His prediction had proved accurate, for the most part. Despite Steve’s continuing remoteness, Kirstie had enjoyed their stay on Pelican Key, and she believed her husband had also. She was almost sorry to see the vacation end.

They had left the island only twice, taking the motorboat over to Upper Matecumbe Key to replenish their supply of food and other necessities. Not all their meals had come from the grocery store, though. The garden supplied fruit and vegetables: oranges, limes, grapefruit, breadfruit, sapodilla plums; tomatoes, asparagus, eggplant. Once, they’d dined on fresh snapper, caught by Steve as he lounged on the dock with a fishing pole. Baked, lightly seasoned, and brushed with lemon juice, it was the best thing she’d ever tasted.

Pelican Key offered many diversions. They had motored out to the reef and snorkeled among the coral gardens, spying on schools of parrotbills and beau gregories in their wonderland of spiral towers, rococo ridges, and white sand holes. They had played Frisbee with Anastasia on the beach, explored the dense hardwood forest, waded in the tree-shadowed cove, made love in a madly swaying hammock on the porch.

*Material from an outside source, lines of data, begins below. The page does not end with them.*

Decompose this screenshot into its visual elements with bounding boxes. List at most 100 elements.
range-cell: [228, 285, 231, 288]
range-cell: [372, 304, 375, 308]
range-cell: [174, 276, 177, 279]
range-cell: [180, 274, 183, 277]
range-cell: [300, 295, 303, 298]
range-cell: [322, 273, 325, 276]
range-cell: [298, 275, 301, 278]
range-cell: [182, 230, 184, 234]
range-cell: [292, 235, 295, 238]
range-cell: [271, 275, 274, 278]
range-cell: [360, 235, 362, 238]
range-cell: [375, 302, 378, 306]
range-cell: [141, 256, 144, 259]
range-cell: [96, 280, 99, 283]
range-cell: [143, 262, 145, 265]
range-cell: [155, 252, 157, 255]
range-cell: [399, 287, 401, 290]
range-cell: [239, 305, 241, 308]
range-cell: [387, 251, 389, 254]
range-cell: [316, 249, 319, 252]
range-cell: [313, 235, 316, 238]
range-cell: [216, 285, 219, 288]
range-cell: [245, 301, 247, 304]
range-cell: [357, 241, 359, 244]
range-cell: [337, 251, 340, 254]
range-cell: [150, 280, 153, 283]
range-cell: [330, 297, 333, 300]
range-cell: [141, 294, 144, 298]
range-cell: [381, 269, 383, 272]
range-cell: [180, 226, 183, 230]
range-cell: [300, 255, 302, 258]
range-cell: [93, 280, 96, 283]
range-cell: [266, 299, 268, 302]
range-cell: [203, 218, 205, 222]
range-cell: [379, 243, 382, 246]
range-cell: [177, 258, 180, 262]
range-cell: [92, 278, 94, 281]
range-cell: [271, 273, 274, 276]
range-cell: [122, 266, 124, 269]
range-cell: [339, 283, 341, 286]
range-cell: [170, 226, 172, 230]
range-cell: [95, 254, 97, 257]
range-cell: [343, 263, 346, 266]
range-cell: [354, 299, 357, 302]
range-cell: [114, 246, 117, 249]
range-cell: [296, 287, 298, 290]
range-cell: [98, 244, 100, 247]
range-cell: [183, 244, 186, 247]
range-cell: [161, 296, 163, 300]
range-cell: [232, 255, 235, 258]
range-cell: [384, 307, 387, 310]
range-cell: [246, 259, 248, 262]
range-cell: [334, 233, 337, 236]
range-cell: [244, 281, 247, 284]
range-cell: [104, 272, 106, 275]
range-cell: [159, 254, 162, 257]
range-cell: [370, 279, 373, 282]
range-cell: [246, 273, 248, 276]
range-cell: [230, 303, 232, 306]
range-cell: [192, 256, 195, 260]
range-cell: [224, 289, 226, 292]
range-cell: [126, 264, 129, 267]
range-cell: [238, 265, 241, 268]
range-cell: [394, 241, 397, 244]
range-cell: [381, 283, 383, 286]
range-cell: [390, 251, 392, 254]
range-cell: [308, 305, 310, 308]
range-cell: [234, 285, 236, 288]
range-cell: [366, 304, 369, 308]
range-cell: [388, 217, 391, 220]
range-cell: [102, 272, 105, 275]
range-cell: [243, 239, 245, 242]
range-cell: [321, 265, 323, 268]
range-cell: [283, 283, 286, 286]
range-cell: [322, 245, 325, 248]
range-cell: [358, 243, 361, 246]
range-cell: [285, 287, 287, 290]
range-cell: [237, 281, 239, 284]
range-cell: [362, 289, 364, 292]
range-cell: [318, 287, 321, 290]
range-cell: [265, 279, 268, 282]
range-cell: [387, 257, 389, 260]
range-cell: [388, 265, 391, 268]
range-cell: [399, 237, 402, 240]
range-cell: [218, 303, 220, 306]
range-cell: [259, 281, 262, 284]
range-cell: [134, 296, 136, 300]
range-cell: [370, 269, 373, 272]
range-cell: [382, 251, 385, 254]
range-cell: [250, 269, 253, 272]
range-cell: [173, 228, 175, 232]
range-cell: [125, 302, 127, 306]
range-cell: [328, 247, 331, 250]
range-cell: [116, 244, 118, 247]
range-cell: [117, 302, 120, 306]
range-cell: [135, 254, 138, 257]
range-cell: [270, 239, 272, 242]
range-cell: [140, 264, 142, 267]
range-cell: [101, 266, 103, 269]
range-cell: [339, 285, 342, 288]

Some of their leisure had been enjoyed indoors. The bedroom featured a well-stocked bookcase. Kirstie had read I, Claudius and was halfway through the sequel, Claudius the God. There was a TV also, but at Steve’s insistence they hadn’t turned it on even once. Hadn’t listened to the radio either, except for daily monitoring of the NOAA weather frequency, a necessary precaution in hurricane season.

So far the weather had been clear, with occasional thundershowers to relieve the heat. Still, even the possibility of a hurricane had made real to Kirstie the isolation of this place, so unnatural to her after the hectic suburban life she was accustomed to, the balancing of careers and quality time, the whole dizzy yuppie scramble. It was good to get away from all that for a while-and good to know that it would be there when they returned.

Kirstie wondered if Steve would agree with the second part of that thought. Was he ready to head home the day after tomorrow, to go back to the life of a corporate attorney while his wife resumed scrounging for contributions to PBS?

She watched her husband, his face limned by starlight and the pale glow from the kitchen window. Wire-frame glasses shielded his gray, thoughtful eyes. His short brown hair was in need of combing. He was thin, almost skinny, not very muscular; work left him no time for an exercise program, but at least he didn’t smoke, thank God.

A rumpled T-shirt and cut-off jeans were his only attire. He hated dressing up, felt imprisoned by a jacket and tie. Lately he seemed to feel imprisoned by a lot of things.

He was staring past the rhododendrons and the trellises of bougainvillea, out to the sea. That distant gaze was the same one she had seen so often in recent months, as he looked past her, always past her, out a dew-frosted window or upward at the purple bellies of rain-pregnant clouds.

For a long while nothing had seemed to interest him. Then in March, he’d chanced to see an ad for Pelican Key in a travel magazine. Until then he hadn’t known that the elder Larson had died, or that the island was now available as a getaway spot.

Immediately he latched on to the idea of going there. His determination to do so became an obsession. Coming up with the money meant taking a knife to their savings, and Kirstie resisted until she saw that he would not be denied.

Still, it was not the island as such that mattered to him or occupied his thoughts; she knew that. It was youth, or innocence, or some other intangible thing he felt he’d lost.

She wished she could help him. But she didn’t know how.